- IATA: none; ICAO: K67; FAA LID: K67;

Summary
- Airport type: Public
- Owner: City of Oswego
- Serves: Oswego, Kansas
- Elevation AMSL: 830 ft / 253.0 m
- Coordinates: 37°16′57″N 95°04′27″W﻿ / ﻿37.28250°N 95.07417°W

Map
- K67 Location within Kansas

Runways
| Direction | Length |  | Surface |
| ft | m |
| 17/35 | 2,500 | 762 | Asphalt |

Statistics
- Aircraft operations: 600
- Based aircraft: 3

= Oswego Municipal Airport =

Oswego Municipal Airport is a city-owned public-use airport located in Cherokee County, Kansas, three miles (5 km) east of the central business district of Oswego, a city in Labette County, Kansas, United States.

== Facilities and aircraft ==
Oswego Municipal Airport contains one runway: 17/35 with a 2,500 × 50 ft asphalt pavement.

For the 12-month period ending December 31, 2010, the airport had 600 aircraft operations, an average of 50 per month: 70% local general aviation and 30% transient general aviation. At that time there were 3 aircraft based at this airport: 100% single-engine.

==Future Expansion==
The City of Oswego is currently planning to construct a new runway with dimensions 3,200 ft x 60 ft.
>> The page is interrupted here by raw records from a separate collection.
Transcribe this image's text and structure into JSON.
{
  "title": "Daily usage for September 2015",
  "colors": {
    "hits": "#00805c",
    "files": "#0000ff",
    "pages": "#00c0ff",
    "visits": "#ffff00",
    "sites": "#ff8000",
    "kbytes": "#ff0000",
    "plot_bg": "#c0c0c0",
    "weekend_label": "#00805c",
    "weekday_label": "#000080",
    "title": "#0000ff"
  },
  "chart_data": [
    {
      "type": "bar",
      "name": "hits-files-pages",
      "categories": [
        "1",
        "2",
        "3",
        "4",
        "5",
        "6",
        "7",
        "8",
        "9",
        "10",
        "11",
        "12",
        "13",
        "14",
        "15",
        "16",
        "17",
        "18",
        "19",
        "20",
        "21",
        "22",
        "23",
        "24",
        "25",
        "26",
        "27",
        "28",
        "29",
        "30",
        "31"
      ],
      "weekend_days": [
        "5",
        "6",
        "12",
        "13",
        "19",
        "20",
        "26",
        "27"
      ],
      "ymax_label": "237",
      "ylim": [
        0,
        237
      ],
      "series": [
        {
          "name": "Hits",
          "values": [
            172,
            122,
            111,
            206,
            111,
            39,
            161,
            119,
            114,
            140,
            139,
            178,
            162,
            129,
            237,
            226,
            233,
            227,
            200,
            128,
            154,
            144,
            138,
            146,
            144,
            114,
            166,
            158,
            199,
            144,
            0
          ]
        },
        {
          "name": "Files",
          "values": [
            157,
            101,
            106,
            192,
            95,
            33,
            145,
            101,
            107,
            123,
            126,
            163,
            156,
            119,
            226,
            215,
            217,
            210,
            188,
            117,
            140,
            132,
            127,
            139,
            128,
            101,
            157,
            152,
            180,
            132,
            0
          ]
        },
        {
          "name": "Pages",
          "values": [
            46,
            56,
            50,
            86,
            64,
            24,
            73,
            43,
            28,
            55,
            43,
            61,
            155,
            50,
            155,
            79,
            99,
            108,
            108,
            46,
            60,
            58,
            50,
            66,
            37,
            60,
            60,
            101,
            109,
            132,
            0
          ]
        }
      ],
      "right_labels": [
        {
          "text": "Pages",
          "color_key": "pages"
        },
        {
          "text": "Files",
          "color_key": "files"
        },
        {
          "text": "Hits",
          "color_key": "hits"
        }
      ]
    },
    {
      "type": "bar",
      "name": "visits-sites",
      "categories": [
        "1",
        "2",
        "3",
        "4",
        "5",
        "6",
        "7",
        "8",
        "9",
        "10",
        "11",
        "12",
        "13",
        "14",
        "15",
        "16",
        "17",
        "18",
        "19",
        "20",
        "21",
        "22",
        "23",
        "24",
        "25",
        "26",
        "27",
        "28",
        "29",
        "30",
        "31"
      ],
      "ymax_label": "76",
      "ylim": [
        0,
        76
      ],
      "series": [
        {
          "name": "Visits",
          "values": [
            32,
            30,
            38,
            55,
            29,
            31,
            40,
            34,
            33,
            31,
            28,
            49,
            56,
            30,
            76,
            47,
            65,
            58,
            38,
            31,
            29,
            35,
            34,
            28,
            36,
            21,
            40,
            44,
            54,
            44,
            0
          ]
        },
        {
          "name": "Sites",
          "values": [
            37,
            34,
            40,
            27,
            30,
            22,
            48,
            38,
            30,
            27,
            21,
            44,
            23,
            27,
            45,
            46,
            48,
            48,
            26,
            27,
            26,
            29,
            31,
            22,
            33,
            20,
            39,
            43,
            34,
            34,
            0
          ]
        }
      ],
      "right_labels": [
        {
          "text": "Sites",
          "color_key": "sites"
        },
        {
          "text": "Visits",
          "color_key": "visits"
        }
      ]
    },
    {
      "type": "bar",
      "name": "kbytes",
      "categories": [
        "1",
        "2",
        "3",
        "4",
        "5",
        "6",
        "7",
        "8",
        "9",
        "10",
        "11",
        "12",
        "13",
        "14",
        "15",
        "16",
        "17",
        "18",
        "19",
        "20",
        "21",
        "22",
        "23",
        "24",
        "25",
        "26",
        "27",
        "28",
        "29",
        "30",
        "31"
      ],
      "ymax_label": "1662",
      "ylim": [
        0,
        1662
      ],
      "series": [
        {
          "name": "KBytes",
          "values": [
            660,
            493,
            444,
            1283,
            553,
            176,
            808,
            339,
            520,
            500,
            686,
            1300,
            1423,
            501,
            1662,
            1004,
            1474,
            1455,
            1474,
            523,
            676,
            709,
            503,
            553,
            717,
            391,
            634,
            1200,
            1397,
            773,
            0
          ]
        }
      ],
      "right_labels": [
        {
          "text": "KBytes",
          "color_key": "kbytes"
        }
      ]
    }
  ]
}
Fuel services and new hangars, as well as repairs to the current runway, are being studied.

A new access road is being constructed to the airport from U.S. Highway 160. It was expected to be completed by the spring of 2011.

The airport's proximity to the Joplin, Missouri, area provides an opportunity for increased expansion into the corporate aviation and general aviation areas.